The attacks are simulated in a safe environment and testing results in a report highlighting high-risk threats and offers possible solutions for IT teams that manage the system.
Since it’s automated and can be set to test the security and people 24/7, BAS can catch the major weaknesses and breaching attempts early, before they can result in critical security complications for the company.
To assess whether the security is ready for both old and newly emerging threats, BAS is continually updated with the latest findings in the MITER ATT&CK Framework.
The Framework is a major resource and a library of all the latest methods and techniques that hackers have used to breach organizations.
Attack-Based Vulnerability Management
ABVM is the latest technology that aids teams to uncover harmful vulnerabilities that are lurking in a company’s systems.
This vulnerability prioritizing technology includes simulated and emulated attacks to form a full diagnostics of security.
What’s more, it does so within the specific context of your business.
Based on the findings, it generates a report that suggests the order in which the weaknesses should be mitigated in the system.
The tool determines whether the flaws need patching up based on whether they’re likely to affect your unique attack surface.
It has the ability to single out vulnerabilities that have been marked as low risk by the CVSS but also have the potential to cause major breaches in the context of your security.

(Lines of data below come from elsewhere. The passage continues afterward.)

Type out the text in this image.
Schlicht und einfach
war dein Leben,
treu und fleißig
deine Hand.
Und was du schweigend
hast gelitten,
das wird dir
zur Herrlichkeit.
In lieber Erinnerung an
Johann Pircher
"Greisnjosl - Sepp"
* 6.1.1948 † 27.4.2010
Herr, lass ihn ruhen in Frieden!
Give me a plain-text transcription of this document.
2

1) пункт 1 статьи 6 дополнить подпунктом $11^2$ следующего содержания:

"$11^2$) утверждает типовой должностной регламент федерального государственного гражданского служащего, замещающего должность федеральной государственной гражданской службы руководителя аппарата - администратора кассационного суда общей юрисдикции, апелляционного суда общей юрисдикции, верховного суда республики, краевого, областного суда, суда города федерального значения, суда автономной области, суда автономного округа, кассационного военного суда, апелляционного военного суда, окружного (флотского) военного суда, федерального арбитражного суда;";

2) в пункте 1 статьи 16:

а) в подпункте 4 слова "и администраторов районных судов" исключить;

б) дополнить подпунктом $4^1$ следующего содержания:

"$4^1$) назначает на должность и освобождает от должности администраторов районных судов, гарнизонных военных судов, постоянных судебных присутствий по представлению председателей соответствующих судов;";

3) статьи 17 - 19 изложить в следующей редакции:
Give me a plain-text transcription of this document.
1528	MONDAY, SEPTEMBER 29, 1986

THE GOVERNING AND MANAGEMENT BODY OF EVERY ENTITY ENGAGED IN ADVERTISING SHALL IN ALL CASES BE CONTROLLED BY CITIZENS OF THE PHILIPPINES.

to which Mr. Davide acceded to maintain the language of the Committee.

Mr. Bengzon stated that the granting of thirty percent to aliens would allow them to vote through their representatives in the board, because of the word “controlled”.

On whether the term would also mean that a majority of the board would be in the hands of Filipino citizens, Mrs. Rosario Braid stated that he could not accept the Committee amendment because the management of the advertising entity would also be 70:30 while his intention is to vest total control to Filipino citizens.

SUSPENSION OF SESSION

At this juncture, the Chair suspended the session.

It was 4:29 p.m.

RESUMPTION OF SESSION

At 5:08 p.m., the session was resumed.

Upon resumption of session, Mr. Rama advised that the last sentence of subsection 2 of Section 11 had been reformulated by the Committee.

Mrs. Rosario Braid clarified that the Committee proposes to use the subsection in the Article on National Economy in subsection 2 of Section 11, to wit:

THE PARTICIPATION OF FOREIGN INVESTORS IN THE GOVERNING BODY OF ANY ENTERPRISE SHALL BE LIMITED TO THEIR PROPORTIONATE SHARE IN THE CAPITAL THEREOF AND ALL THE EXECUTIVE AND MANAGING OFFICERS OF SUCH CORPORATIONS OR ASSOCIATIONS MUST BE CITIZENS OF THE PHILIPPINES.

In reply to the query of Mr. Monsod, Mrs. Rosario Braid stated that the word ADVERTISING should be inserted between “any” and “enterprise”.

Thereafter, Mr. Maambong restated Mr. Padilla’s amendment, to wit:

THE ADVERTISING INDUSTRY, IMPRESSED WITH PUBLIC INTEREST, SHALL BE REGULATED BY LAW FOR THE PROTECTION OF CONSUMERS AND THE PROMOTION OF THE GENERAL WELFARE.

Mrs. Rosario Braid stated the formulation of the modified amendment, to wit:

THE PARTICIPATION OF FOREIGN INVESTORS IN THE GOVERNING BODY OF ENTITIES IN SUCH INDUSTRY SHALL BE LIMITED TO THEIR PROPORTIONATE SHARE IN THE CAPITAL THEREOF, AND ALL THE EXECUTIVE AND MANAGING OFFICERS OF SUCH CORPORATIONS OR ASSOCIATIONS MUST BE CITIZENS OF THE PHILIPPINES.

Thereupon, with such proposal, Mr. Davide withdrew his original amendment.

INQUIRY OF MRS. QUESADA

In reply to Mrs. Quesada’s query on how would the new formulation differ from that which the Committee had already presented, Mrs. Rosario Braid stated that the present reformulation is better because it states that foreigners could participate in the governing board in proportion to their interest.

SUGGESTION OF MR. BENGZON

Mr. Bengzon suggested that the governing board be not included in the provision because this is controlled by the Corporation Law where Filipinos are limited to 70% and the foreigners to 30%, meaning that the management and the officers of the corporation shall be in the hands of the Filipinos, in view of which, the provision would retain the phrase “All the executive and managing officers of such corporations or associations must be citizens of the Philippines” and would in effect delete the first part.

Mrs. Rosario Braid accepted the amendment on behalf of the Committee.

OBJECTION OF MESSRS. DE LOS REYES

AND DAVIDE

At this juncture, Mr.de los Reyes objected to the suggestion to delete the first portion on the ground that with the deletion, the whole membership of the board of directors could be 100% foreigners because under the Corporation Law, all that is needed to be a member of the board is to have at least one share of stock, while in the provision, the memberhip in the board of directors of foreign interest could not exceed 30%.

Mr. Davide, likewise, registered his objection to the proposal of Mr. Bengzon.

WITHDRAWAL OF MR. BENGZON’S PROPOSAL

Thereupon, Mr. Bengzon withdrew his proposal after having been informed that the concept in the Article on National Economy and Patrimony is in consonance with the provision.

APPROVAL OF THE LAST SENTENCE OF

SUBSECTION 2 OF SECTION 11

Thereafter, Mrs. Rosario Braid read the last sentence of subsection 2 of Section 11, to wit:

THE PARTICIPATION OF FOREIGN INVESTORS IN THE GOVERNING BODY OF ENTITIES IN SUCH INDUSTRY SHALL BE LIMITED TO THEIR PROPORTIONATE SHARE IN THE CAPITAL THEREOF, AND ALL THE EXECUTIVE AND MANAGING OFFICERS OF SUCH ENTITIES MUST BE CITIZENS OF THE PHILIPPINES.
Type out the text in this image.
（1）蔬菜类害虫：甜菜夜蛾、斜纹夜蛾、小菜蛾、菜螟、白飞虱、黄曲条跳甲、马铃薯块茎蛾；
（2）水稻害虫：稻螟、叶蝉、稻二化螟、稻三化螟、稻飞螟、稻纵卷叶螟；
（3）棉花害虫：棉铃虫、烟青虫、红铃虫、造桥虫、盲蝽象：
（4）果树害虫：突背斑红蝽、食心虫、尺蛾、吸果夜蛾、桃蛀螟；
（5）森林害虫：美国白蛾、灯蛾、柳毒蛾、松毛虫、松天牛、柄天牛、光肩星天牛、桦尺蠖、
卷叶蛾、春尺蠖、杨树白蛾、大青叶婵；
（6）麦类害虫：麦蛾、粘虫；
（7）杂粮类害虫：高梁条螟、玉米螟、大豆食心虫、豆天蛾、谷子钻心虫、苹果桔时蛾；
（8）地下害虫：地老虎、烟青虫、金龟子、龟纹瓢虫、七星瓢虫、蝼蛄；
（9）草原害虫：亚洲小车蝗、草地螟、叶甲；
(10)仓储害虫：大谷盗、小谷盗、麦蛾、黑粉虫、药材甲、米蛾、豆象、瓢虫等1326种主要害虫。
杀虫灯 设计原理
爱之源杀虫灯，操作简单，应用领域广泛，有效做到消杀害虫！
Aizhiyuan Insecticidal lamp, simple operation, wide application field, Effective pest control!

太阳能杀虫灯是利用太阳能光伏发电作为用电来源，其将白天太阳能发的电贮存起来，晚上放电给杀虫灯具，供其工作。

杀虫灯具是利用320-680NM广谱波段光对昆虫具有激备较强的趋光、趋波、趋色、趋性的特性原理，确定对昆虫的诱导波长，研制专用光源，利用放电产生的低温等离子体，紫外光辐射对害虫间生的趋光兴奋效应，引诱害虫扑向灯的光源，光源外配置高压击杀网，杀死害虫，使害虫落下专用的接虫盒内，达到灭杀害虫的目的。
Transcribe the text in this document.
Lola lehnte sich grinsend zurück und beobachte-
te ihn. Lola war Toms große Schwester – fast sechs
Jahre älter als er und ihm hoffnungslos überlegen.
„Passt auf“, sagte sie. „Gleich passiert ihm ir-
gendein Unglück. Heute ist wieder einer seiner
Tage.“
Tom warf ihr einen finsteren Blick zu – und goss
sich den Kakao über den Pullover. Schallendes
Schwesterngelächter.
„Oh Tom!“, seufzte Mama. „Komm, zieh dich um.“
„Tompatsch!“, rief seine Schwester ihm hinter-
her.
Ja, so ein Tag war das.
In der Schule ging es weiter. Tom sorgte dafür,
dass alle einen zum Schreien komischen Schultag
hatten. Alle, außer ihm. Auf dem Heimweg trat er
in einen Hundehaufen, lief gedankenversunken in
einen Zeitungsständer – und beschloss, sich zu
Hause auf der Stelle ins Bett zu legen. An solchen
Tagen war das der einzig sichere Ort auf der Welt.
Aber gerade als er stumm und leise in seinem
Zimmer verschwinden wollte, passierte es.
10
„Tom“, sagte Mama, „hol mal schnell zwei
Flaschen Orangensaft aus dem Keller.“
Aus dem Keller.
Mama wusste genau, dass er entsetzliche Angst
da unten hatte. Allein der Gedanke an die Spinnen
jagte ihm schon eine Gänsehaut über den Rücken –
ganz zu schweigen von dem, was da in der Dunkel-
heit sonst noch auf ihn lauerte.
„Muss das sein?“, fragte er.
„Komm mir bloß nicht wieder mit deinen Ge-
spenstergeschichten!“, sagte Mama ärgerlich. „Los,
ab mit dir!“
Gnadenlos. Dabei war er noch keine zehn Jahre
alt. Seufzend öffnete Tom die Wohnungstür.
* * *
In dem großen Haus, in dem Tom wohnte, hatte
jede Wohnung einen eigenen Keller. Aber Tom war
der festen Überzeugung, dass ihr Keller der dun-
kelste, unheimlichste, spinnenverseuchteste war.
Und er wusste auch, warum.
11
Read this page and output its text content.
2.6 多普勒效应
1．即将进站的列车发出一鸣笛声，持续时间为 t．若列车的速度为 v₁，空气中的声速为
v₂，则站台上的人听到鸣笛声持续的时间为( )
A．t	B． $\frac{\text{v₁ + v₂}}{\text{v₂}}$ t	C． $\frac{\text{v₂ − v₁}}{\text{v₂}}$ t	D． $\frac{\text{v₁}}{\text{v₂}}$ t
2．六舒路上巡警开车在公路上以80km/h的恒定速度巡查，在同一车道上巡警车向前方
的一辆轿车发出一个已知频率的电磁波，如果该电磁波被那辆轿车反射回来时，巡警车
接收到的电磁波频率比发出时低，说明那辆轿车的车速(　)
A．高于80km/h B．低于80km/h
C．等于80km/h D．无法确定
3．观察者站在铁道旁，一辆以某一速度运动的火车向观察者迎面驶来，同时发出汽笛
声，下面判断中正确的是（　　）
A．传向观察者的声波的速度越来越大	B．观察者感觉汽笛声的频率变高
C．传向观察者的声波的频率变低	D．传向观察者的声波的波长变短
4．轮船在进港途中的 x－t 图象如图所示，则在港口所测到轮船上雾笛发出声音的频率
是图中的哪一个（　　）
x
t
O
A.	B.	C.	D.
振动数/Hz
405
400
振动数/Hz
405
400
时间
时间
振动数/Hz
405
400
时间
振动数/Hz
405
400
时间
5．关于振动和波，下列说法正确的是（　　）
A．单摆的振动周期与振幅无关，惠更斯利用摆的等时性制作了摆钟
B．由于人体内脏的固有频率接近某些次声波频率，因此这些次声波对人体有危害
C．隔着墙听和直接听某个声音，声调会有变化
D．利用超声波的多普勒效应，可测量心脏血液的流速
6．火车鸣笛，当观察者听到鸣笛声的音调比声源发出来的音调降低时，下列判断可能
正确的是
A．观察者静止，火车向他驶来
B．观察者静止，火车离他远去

Even more importantly, it determines whether the flaws that you’re already patched up are effectively mitigated or still need your attention and further action.
Fixing the flaws in the system is a lot of work for the IT teams. Correct prioritization of threats is important because they have limited time to remedy critical issues in the system and they have to make decisions in a split second.
An accurate way of deciding which vulnerabilities need immediate attention of your team shifts their focus on the real threats that can damage your company’s finances and reputation.
Shifting Towards Risk and Context Oriented Solutions
Scanning and Common Vulnerability Scoring Systems fall short in determining high-risk flaws in the right context.
They have a difficult time keeping up with the attack surface that is continually changing with every employee login, additional software that makes infrastructure even more complex, and emerging hacking threats.
Also, they don’t account for the correct context in the diagnoses. Since every organization is different and what might be a detrimental flaw for one business is a low-level threat for others.
This can lead to a lot of frustration and wasted time on patching up weaknesses that aren’t likely to result in a successful cyberattack.
Breach and Attack Simulation scans the systems 24/7 to summarize high-risk threats in real-time.
The latest technology prioritizes high-risk vulnerabilities. ABVM scans for them in the context of your organization and enables you to prevent attacks by patching up flaws before hackers can discover and exploit them.